Oşinografi kelimesinin eş ve yakın anlamı, anlamdaşı Denizbilim

İta kelimesinin eş ve yakın anlamı, anlamdaşı Verme, Ödeme

Angın kelimesinin eş ve yakın anlamı, anlamdaşı Meşhur, Ünlü

Yükümlü kelimesinin eş ve yakın anlamı, anlamdaşı Mükellef, Borçlu, Memur, Mükellefiyetli

Dağıtmak kelimesinin eş ve yakın anlamı, anlamdaşı Üleştirmek, Bölmek, Tevzi Etmek, Pay etmek, Parçalamak, Feshetmek, Bozmak, Gidermek, İletmek, Lağvetmek, Neşretmek, Savurmak, Talan Etmek

Ecdat kelimesinin eş ve yakın anlamı, anlamdaşı Atalar, Dedeler, Ata

Abıhayat kelimesinin eş ve yakın anlamı, anlamdaşı Bengi Su, Dirim Suyu

Gözü Aç kelimesinin eş ve yakın anlamı, anlamdaşı Açgözlü

Badalak Vurmak kelimesinin eş ve yakın anlamı, anlamdaşı Çelmek, Çelmelemek

Devriye kelimesinin eş ve yakın anlamı, anlamdaşı Kol, Karakol

Eş / Yakın Anlamlı Kelimeler-Sözcükler Sözlüğü

Arama Bölümü Sayfanın En Üst Kısmındadır.

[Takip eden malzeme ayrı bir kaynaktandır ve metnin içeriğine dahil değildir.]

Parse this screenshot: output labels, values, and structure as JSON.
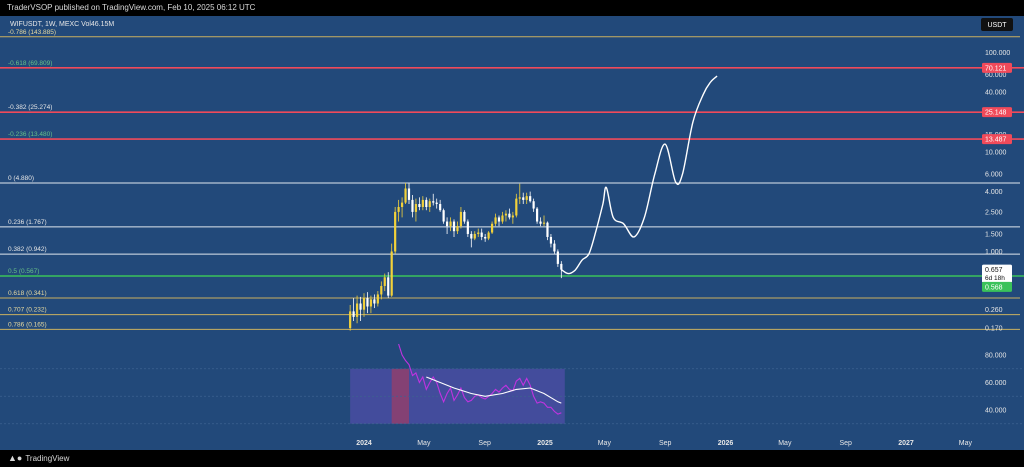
{
  "header": {
    "published": "TraderVSOP published on TradingView.com, Feb 10, 2025 06:12 UTC"
  },
  "footer": {
    "brand": "TradingView",
    "logo_icon": "tradingview-logo-icon"
  },
  "colors": {
    "background": "#22497a",
    "up": "#f2d13a",
    "down": "#ffffff",
    "red_level": "#f04a5a",
    "green_level": "#3ac25a",
    "fib_white": "#e0e6ee",
    "fib_yellow": "#c9b060",
    "fib_green_text": "#66c088",
    "forecast": "#ffffff",
    "rsi": "#c033e0",
    "rsi_ma": "#ffffff"
  },
  "chart_data": [
    {
      "type": "candlestick",
      "symbol_legend": "WIFUSDT, 1W, MEXC  Vol46.15M",
      "currency_label": "USDT",
      "scale": "log",
      "y_axis_ticks": [
        "100.000",
        "60.000",
        "40.000",
        "15.000",
        "10.000",
        "6.000",
        "4.000",
        "2.500",
        "1.500",
        "1.000",
        "0.260",
        "0.170"
      ],
      "y_axis_tick_values": [
        100,
        60,
        40,
        15,
        10,
        6,
        4,
        2.5,
        1.5,
        1,
        0.26,
        0.17
      ],
      "x_axis_ticks": [
        "2024",
        "May",
        "Sep",
        "2025",
        "May",
        "Sep",
        "2026",
        "May",
        "Sep",
        "2027",
        "May"
      ],
      "x_axis_tick_dates": [
        "2024-01-01",
        "2024-05-01",
        "2024-09-01",
        "2025-01-01",
        "2025-05-01",
        "2025-09-01",
        "2026-01-01",
        "2026-05-01",
        "2026-09-01",
        "2027-01-01",
        "2027-05-01"
      ],
      "fib_levels": [
        {
          "label": "-0.786 (143.885)",
          "value": 143.885,
          "kind": "yellow"
        },
        {
          "label": "-0.618 (69.809)",
          "value": 69.809,
          "kind": "green"
        },
        {
          "label": "-0.382 (25.274)",
          "value": 25.274,
          "kind": "plain"
        },
        {
          "label": "-0.236 (13.480)",
          "value": 13.48,
          "kind": "green"
        },
        {
          "label": "0 (4.880)",
          "value": 4.88,
          "kind": "white"
        },
        {
          "label": "0.236 (1.767)",
          "value": 1.767,
          "kind": "white"
        },
        {
          "label": "0.382 (0.942)",
          "value": 0.942,
          "kind": "white"
        },
        {
          "label": "0.5 (0.567)",
          "value": 0.567,
          "kind": "green"
        },
        {
          "label": "0.618 (0.341)",
          "value": 0.341,
          "kind": "yellow"
        },
        {
          "label": "0.707 (0.232)",
          "value": 0.232,
          "kind": "yellow"
        },
        {
          "label": "0.786 (0.165)",
          "value": 0.165,
          "kind": "yellow"
        }
      ],
      "price_tags": [
        {
          "text": "70.121",
          "value": 70.121,
          "kind": "red"
        },
        {
          "text": "25.148",
          "value": 25.148,
          "kind": "red"
        },
        {
          "text": "13.487",
          "value": 13.487,
          "kind": "red"
        },
        {
          "text": "0.657",
          "sub": "6d 18h",
          "value": 0.657,
          "kind": "current"
        },
        {
          "text": "0.568",
          "value": 0.568,
          "kind": "green"
        }
      ],
      "horizontal_lines": [
        {
          "value": 70.121,
          "kind": "red"
        },
        {
          "value": 25.148,
          "kind": "red"
        },
        {
          "value": 13.487,
          "kind": "red"
        },
        {
          "value": 0.567,
          "kind": "green"
        }
      ],
      "candles": [
        {
          "date": "2023-12-04",
          "o": 0.17,
          "h": 0.29,
          "l": 0.16,
          "c": 0.25
        },
        {
          "date": "2023-12-11",
          "o": 0.25,
          "h": 0.34,
          "l": 0.2,
          "c": 0.22
        },
        {
          "date": "2023-12-18",
          "o": 0.22,
          "h": 0.36,
          "l": 0.19,
          "c": 0.3
        },
        {
          "date": "2023-12-25",
          "o": 0.3,
          "h": 0.35,
          "l": 0.2,
          "c": 0.26
        },
        {
          "date": "2024-01-01",
          "o": 0.26,
          "h": 0.38,
          "l": 0.22,
          "c": 0.34
        },
        {
          "date": "2024-01-08",
          "o": 0.34,
          "h": 0.39,
          "l": 0.24,
          "c": 0.28
        },
        {
          "date": "2024-01-15",
          "o": 0.28,
          "h": 0.36,
          "l": 0.24,
          "c": 0.33
        },
        {
          "date": "2024-01-22",
          "o": 0.33,
          "h": 0.37,
          "l": 0.27,
          "c": 0.3
        },
        {
          "date": "2024-01-29",
          "o": 0.3,
          "h": 0.4,
          "l": 0.28,
          "c": 0.37
        },
        {
          "date": "2024-02-05",
          "o": 0.37,
          "h": 0.5,
          "l": 0.33,
          "c": 0.45
        },
        {
          "date": "2024-02-12",
          "o": 0.45,
          "h": 0.6,
          "l": 0.4,
          "c": 0.55
        },
        {
          "date": "2024-02-19",
          "o": 0.55,
          "h": 0.62,
          "l": 0.34,
          "c": 0.36
        },
        {
          "date": "2024-02-26",
          "o": 0.36,
          "h": 1.2,
          "l": 0.35,
          "c": 1.0
        },
        {
          "date": "2024-03-04",
          "o": 1.0,
          "h": 2.8,
          "l": 0.95,
          "c": 2.5
        },
        {
          "date": "2024-03-11",
          "o": 2.5,
          "h": 3.3,
          "l": 2.0,
          "c": 2.8
        },
        {
          "date": "2024-03-18",
          "o": 2.8,
          "h": 3.5,
          "l": 2.2,
          "c": 3.1
        },
        {
          "date": "2024-03-25",
          "o": 3.1,
          "h": 4.9,
          "l": 3.0,
          "c": 4.3
        },
        {
          "date": "2024-04-01",
          "o": 4.3,
          "h": 4.85,
          "l": 3.0,
          "c": 3.3
        },
        {
          "date": "2024-04-08",
          "o": 3.3,
          "h": 3.7,
          "l": 2.2,
          "c": 2.5
        },
        {
          "date": "2024-04-15",
          "o": 2.5,
          "h": 3.4,
          "l": 2.0,
          "c": 3.0
        },
        {
          "date": "2024-04-22",
          "o": 3.0,
          "h": 3.5,
          "l": 2.6,
          "c": 2.8
        },
        {
          "date": "2024-04-29",
          "o": 2.8,
          "h": 3.6,
          "l": 2.6,
          "c": 3.3
        },
        {
          "date": "2024-05-06",
          "o": 3.3,
          "h": 3.5,
          "l": 2.6,
          "c": 2.8
        },
        {
          "date": "2024-05-13",
          "o": 2.8,
          "h": 3.4,
          "l": 2.5,
          "c": 3.2
        },
        {
          "date": "2024-05-20",
          "o": 3.2,
          "h": 3.8,
          "l": 2.9,
          "c": 3.1
        },
        {
          "date": "2024-05-27",
          "o": 3.1,
          "h": 3.4,
          "l": 2.7,
          "c": 3.0
        },
        {
          "date": "2024-06-03",
          "o": 3.0,
          "h": 3.3,
          "l": 2.5,
          "c": 2.6
        },
        {
          "date": "2024-06-10",
          "o": 2.6,
          "h": 2.7,
          "l": 1.9,
          "c": 2.0
        },
        {
          "date": "2024-06-17",
          "o": 2.0,
          "h": 2.2,
          "l": 1.5,
          "c": 1.8
        },
        {
          "date": "2024-06-24",
          "o": 1.8,
          "h": 2.2,
          "l": 1.6,
          "c": 2.0
        },
        {
          "date": "2024-07-01",
          "o": 2.0,
          "h": 2.1,
          "l": 1.4,
          "c": 1.6
        },
        {
          "date": "2024-07-08",
          "o": 1.6,
          "h": 2.0,
          "l": 1.5,
          "c": 1.8
        },
        {
          "date": "2024-07-15",
          "o": 1.8,
          "h": 2.8,
          "l": 1.7,
          "c": 2.5
        },
        {
          "date": "2024-07-22",
          "o": 2.5,
          "h": 2.6,
          "l": 1.9,
          "c": 2.0
        },
        {
          "date": "2024-07-29",
          "o": 2.0,
          "h": 2.1,
          "l": 1.4,
          "c": 1.5
        },
        {
          "date": "2024-08-05",
          "o": 1.5,
          "h": 1.6,
          "l": 1.1,
          "c": 1.35
        },
        {
          "date": "2024-08-12",
          "o": 1.35,
          "h": 1.6,
          "l": 1.3,
          "c": 1.5
        },
        {
          "date": "2024-08-19",
          "o": 1.5,
          "h": 1.7,
          "l": 1.4,
          "c": 1.55
        },
        {
          "date": "2024-08-26",
          "o": 1.55,
          "h": 1.7,
          "l": 1.3,
          "c": 1.4
        },
        {
          "date": "2024-09-02",
          "o": 1.4,
          "h": 1.5,
          "l": 1.25,
          "c": 1.35
        },
        {
          "date": "2024-09-09",
          "o": 1.35,
          "h": 1.6,
          "l": 1.3,
          "c": 1.55
        },
        {
          "date": "2024-09-16",
          "o": 1.55,
          "h": 2.0,
          "l": 1.5,
          "c": 1.9
        },
        {
          "date": "2024-09-23",
          "o": 1.9,
          "h": 2.4,
          "l": 1.8,
          "c": 2.2
        },
        {
          "date": "2024-09-30",
          "o": 2.2,
          "h": 2.3,
          "l": 1.8,
          "c": 2.0
        },
        {
          "date": "2024-10-07",
          "o": 2.0,
          "h": 2.5,
          "l": 1.9,
          "c": 2.3
        },
        {
          "date": "2024-10-14",
          "o": 2.3,
          "h": 2.6,
          "l": 2.0,
          "c": 2.4
        },
        {
          "date": "2024-10-21",
          "o": 2.4,
          "h": 2.7,
          "l": 2.1,
          "c": 2.2
        },
        {
          "date": "2024-10-28",
          "o": 2.2,
          "h": 2.5,
          "l": 1.9,
          "c": 2.3
        },
        {
          "date": "2024-11-04",
          "o": 2.3,
          "h": 3.8,
          "l": 2.2,
          "c": 3.4
        },
        {
          "date": "2024-11-11",
          "o": 3.4,
          "h": 4.8,
          "l": 3.0,
          "c": 3.5
        },
        {
          "date": "2024-11-18",
          "o": 3.5,
          "h": 3.9,
          "l": 3.0,
          "c": 3.3
        },
        {
          "date": "2024-11-25",
          "o": 3.3,
          "h": 3.9,
          "l": 3.0,
          "c": 3.6
        },
        {
          "date": "2024-12-02",
          "o": 3.6,
          "h": 4.0,
          "l": 3.1,
          "c": 3.2
        },
        {
          "date": "2024-12-09",
          "o": 3.2,
          "h": 3.4,
          "l": 2.5,
          "c": 2.7
        },
        {
          "date": "2024-12-16",
          "o": 2.7,
          "h": 2.8,
          "l": 1.9,
          "c": 2.0
        },
        {
          "date": "2024-12-23",
          "o": 2.0,
          "h": 2.2,
          "l": 1.8,
          "c": 1.9
        },
        {
          "date": "2024-12-30",
          "o": 1.9,
          "h": 2.3,
          "l": 1.8,
          "c": 1.95
        },
        {
          "date": "2025-01-06",
          "o": 1.95,
          "h": 2.0,
          "l": 1.3,
          "c": 1.4
        },
        {
          "date": "2025-01-13",
          "o": 1.4,
          "h": 1.5,
          "l": 1.1,
          "c": 1.2
        },
        {
          "date": "2025-01-20",
          "o": 1.2,
          "h": 1.3,
          "l": 0.95,
          "c": 1.0
        },
        {
          "date": "2025-01-27",
          "o": 1.0,
          "h": 1.05,
          "l": 0.7,
          "c": 0.75
        },
        {
          "date": "2025-02-03",
          "o": 0.75,
          "h": 0.8,
          "l": 0.54,
          "c": 0.657
        }
      ],
      "forecast_path": [
        {
          "date": "2025-02-03",
          "value": 0.657
        },
        {
          "date": "2025-02-17",
          "value": 0.6
        },
        {
          "date": "2025-03-03",
          "value": 0.65
        },
        {
          "date": "2025-03-17",
          "value": 0.82
        },
        {
          "date": "2025-03-31",
          "value": 0.95
        },
        {
          "date": "2025-04-14",
          "value": 1.6
        },
        {
          "date": "2025-04-28",
          "value": 3.0
        },
        {
          "date": "2025-05-05",
          "value": 4.4
        },
        {
          "date": "2025-05-19",
          "value": 2.2
        },
        {
          "date": "2025-06-09",
          "value": 1.9
        },
        {
          "date": "2025-06-30",
          "value": 1.4
        },
        {
          "date": "2025-07-21",
          "value": 2.2
        },
        {
          "date": "2025-08-11",
          "value": 6.0
        },
        {
          "date": "2025-09-01",
          "value": 12.0
        },
        {
          "date": "2025-09-22",
          "value": 5.0
        },
        {
          "date": "2025-10-06",
          "value": 6.0
        },
        {
          "date": "2025-10-27",
          "value": 20.0
        },
        {
          "date": "2025-11-17",
          "value": 38.0
        },
        {
          "date": "2025-12-01",
          "value": 50.0
        },
        {
          "date": "2025-12-15",
          "value": 58.0
        }
      ]
    },
    {
      "type": "line",
      "scale": "linear",
      "y_axis_ticks": [
        "80.000",
        "60.000",
        "40.000"
      ],
      "y_axis_tick_values": [
        80,
        60,
        40
      ],
      "band_lines": [
        70,
        50,
        30
      ],
      "ylim": [
        28,
        90
      ],
      "series": [
        {
          "kind": "rsi",
          "points": [
            {
              "date": "2024-03-11",
              "value": 88
            },
            {
              "date": "2024-03-18",
              "value": 80
            },
            {
              "date": "2024-03-25",
              "value": 76
            },
            {
              "date": "2024-04-01",
              "value": 73
            },
            {
              "date": "2024-04-08",
              "value": 65
            },
            {
              "date": "2024-04-15",
              "value": 67
            },
            {
              "date": "2024-04-22",
              "value": 60
            },
            {
              "date": "2024-04-29",
              "value": 64
            },
            {
              "date": "2024-05-06",
              "value": 55
            },
            {
              "date": "2024-05-13",
              "value": 60
            },
            {
              "date": "2024-05-20",
              "value": 64
            },
            {
              "date": "2024-05-27",
              "value": 60
            },
            {
              "date": "2024-06-03",
              "value": 52
            },
            {
              "date": "2024-06-10",
              "value": 46
            },
            {
              "date": "2024-06-17",
              "value": 52
            },
            {
              "date": "2024-06-24",
              "value": 56
            },
            {
              "date": "2024-07-01",
              "value": 47
            },
            {
              "date": "2024-07-08",
              "value": 51
            },
            {
              "date": "2024-07-15",
              "value": 56
            },
            {
              "date": "2024-07-22",
              "value": 49
            },
            {
              "date": "2024-07-29",
              "value": 46
            },
            {
              "date": "2024-08-05",
              "value": 47
            },
            {
              "date": "2024-08-12",
              "value": 50
            },
            {
              "date": "2024-08-19",
              "value": 51
            },
            {
              "date": "2024-08-26",
              "value": 49
            },
            {
              "date": "2024-09-02",
              "value": 48
            },
            {
              "date": "2024-09-09",
              "value": 50
            },
            {
              "date": "2024-09-16",
              "value": 52
            },
            {
              "date": "2024-09-23",
              "value": 55
            },
            {
              "date": "2024-09-30",
              "value": 53
            },
            {
              "date": "2024-10-07",
              "value": 56
            },
            {
              "date": "2024-10-14",
              "value": 58
            },
            {
              "date": "2024-10-21",
              "value": 55
            },
            {
              "date": "2024-10-28",
              "value": 54
            },
            {
              "date": "2024-11-04",
              "value": 61
            },
            {
              "date": "2024-11-11",
              "value": 63
            },
            {
              "date": "2024-11-18",
              "value": 58
            },
            {
              "date": "2024-11-25",
              "value": 63
            },
            {
              "date": "2024-12-02",
              "value": 58
            },
            {
              "date": "2024-12-09",
              "value": 50
            },
            {
              "date": "2024-12-16",
              "value": 45
            },
            {
              "date": "2024-12-23",
              "value": 46
            },
            {
              "date": "2024-12-30",
              "value": 45
            },
            {
              "date": "2025-01-06",
              "value": 42
            },
            {
              "date": "2025-01-13",
              "value": 42
            },
            {
              "date": "2025-01-20",
              "value": 39
            },
            {
              "date": "2025-01-27",
              "value": 37
            },
            {
              "date": "2025-02-03",
              "value": 38
            }
          ]
        },
        {
          "kind": "rsi_ma",
          "points": [
            {
              "date": "2024-05-06",
              "value": 64
            },
            {
              "date": "2024-06-03",
              "value": 60
            },
            {
              "date": "2024-07-01",
              "value": 56
            },
            {
              "date": "2024-08-05",
              "value": 52
            },
            {
              "date": "2024-09-02",
              "value": 50
            },
            {
              "date": "2024-10-07",
              "value": 52
            },
            {
              "date": "2024-11-04",
              "value": 55
            },
            {
              "date": "2024-12-02",
              "value": 56
            },
            {
              "date": "2024-12-30",
              "value": 52
            },
            {
              "date": "2025-01-27",
              "value": 46
            },
            {
              "date": "2025-02-03",
              "value": 45
            }
          ]
        }
      ],
      "shaded_region": {
        "from": "2023-12-04",
        "to": "2025-02-10"
      },
      "overbought_region": {
        "from": "2024-02-26",
        "to": "2024-04-01"
      }
    }
  ]
}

EŞ VE YAKIN ANLAMLI / ANLAMDAŞ KELİMELER

Yazılışları ve okunuşları farklı anlamları aynı olan sözcüklere eş anlamlı (anlamdaş) kelimeler-sözcükler denir.

* Bunlar cümlede birbiriyle yer değiştirdiklerinde cümlenin anlamında değişiklik ve bozulma olmaz. Yukarıda örnekler verilmiştir.

* Sözcüklerin eş anlamlı olup olmadıkları, cümle içindeki kullanımlarından belli olur. Yani bir sözcüğün farklı cümlelerde değişik eş anlamları karşımıza çıkabilir.
Örnek :
- Kömür karası gözleri ışıl ışıl parlıyordu. (Kara-Siyah)
- Dost, kara günde belli olur. (Kara-Kötü)

* Eş anlamlılıkla ilgili sorular, bazen "altı çizili sözcüğün cümleye kattığı anlam", "hangisinde...anlamı vardır?" gibi de sorulabilir.


Anlamdaş (eş anlamlı) olmadıkları halde zaman zaman birbirinin yerine kullanılan sözcüklere yakın anlamlı sözcükler denir. Bakmak, görmek, izlemek, seyretmek gibi.